2.根据权利要求1所述的含(W,Ti,Ta)C复式碳化物的WC-8%Co超细硬质合金,其特征是含(W,Ti,Ta)C复式碳化物的WC-8%Co超细硬质合金的制备步骤为:将原料按实验设计方案进行混合,随后加入至ND7-2行星式球磨机进行球磨,球磨介质为无水乙醇,成型剂为固体石蜡,球料比为5:1,球磨时间为60h,待原料均匀混合后,将混合料抽真空加热至其完全干燥,随后进行擦筛,将制得的粉末通过万能试验机下压制成B型样条(长20mm×宽6.5mm×高5.25mm),压制压力为250MPa,并在1390℃进行压力烧结,压力烧结的烧结压力为4Mpa。
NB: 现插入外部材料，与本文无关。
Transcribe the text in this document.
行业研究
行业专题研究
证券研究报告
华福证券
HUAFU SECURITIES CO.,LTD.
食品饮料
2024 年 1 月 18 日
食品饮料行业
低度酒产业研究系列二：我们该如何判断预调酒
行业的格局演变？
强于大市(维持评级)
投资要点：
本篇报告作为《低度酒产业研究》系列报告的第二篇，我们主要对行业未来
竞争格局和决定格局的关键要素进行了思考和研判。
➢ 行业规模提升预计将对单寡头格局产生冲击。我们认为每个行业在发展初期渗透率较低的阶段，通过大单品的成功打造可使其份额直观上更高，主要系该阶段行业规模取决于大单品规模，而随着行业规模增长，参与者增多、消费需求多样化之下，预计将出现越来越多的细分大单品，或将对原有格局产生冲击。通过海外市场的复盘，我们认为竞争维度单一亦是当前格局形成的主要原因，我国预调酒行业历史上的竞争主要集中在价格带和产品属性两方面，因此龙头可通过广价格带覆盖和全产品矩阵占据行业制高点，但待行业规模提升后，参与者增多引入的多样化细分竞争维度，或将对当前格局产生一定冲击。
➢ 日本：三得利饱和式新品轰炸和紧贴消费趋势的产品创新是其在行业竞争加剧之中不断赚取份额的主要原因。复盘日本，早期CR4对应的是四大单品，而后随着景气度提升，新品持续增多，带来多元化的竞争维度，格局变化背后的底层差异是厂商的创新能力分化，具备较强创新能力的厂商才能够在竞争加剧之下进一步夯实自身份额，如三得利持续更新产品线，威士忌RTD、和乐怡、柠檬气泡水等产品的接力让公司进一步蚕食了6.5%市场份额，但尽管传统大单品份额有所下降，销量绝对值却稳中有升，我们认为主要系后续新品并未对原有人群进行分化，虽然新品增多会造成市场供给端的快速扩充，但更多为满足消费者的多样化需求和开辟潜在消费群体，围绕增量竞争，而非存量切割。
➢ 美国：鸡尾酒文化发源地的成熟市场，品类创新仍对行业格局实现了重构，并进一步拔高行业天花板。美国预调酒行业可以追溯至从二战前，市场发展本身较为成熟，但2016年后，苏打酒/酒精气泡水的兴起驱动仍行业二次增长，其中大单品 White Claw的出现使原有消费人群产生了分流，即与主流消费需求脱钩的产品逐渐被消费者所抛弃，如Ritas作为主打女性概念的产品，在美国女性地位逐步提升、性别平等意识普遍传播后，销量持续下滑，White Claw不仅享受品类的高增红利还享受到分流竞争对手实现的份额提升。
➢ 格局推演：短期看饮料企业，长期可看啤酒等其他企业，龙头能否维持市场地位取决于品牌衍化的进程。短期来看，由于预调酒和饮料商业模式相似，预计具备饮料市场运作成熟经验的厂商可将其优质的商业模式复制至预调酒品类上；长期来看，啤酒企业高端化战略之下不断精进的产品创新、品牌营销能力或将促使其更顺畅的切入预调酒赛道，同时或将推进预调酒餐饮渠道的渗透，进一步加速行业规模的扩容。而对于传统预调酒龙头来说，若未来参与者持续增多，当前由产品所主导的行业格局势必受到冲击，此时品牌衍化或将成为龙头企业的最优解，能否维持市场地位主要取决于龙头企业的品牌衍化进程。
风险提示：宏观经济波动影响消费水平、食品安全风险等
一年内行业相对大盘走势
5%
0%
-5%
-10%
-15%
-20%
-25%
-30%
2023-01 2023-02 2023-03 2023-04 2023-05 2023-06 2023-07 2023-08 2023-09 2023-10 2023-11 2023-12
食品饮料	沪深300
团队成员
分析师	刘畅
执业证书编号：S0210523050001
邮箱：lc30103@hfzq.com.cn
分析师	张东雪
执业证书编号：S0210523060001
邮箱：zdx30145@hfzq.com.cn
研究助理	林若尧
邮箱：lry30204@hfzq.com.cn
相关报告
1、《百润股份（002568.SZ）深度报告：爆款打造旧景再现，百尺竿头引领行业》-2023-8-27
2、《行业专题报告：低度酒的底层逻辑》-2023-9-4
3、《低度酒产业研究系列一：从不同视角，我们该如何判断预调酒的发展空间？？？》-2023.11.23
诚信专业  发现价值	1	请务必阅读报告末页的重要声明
3.根据权利要求1所述的含(W,Ti,Ta)C复式碳化物的WC-8%Co超细硬质合金,其特征是含(W,Ti,Ta)C复式碳化物的WC-8%Co超细硬质合金的检测步骤为:洛氏硬度采用HR150型洛氏硬度仪,抗弯强度采用三点弯曲试验,钴磁采用ZS型钴磁测量仪,矫顽磁力采用YSK矫顽磁力计,微观组织采用Pect50型扫描电镜,能谱微区成分采用TecN透射电镜下。
4.根据权利要求1所述的含(W,Ti,Ta)C复式碳化物的WC-8%Co超细硬质合金,其特征是所述的含(W,Ti,Ta)C复式碳化物的WC-8%Co超细硬质合金,复式碳化物的添加能够增强硬质合金的力学性能,其作用机理为复式碳化物的添加能够有效地抑制合金晶粒在烧结过程中的长大,并且能够细化硬质合金的晶粒,达到提高硬质合金致密度的作用,所述的含(W,Ti,Ta)C复式碳化物的WC-8%Co超细硬质合金,复式碳化物的添加能够提高硬质合金的硬度、抗弯强度和矫顽磁力,所述的含(W,Ti,Ta)C复式碳化物的WC-8%Co超细硬质合金,采用的最佳工艺参数为:烧结温度1390℃,在此烧结温度下制得的硬质合金力学性能最佳,其矫顽磁力为56.98kA·m-1,硬度为141HRA,抗弯强度为3461MPa,合金内部的晶粒细小,符合超细晶硬质合金的制备要求,所述的含(W,Ti,Ta)C复式碳化物的WC-8%Co超细硬质合金,复式碳化物在烧结过程中的存在方式是溶解在粘结相中,所以需要制定一个非常严格的复式碳化物的添加量。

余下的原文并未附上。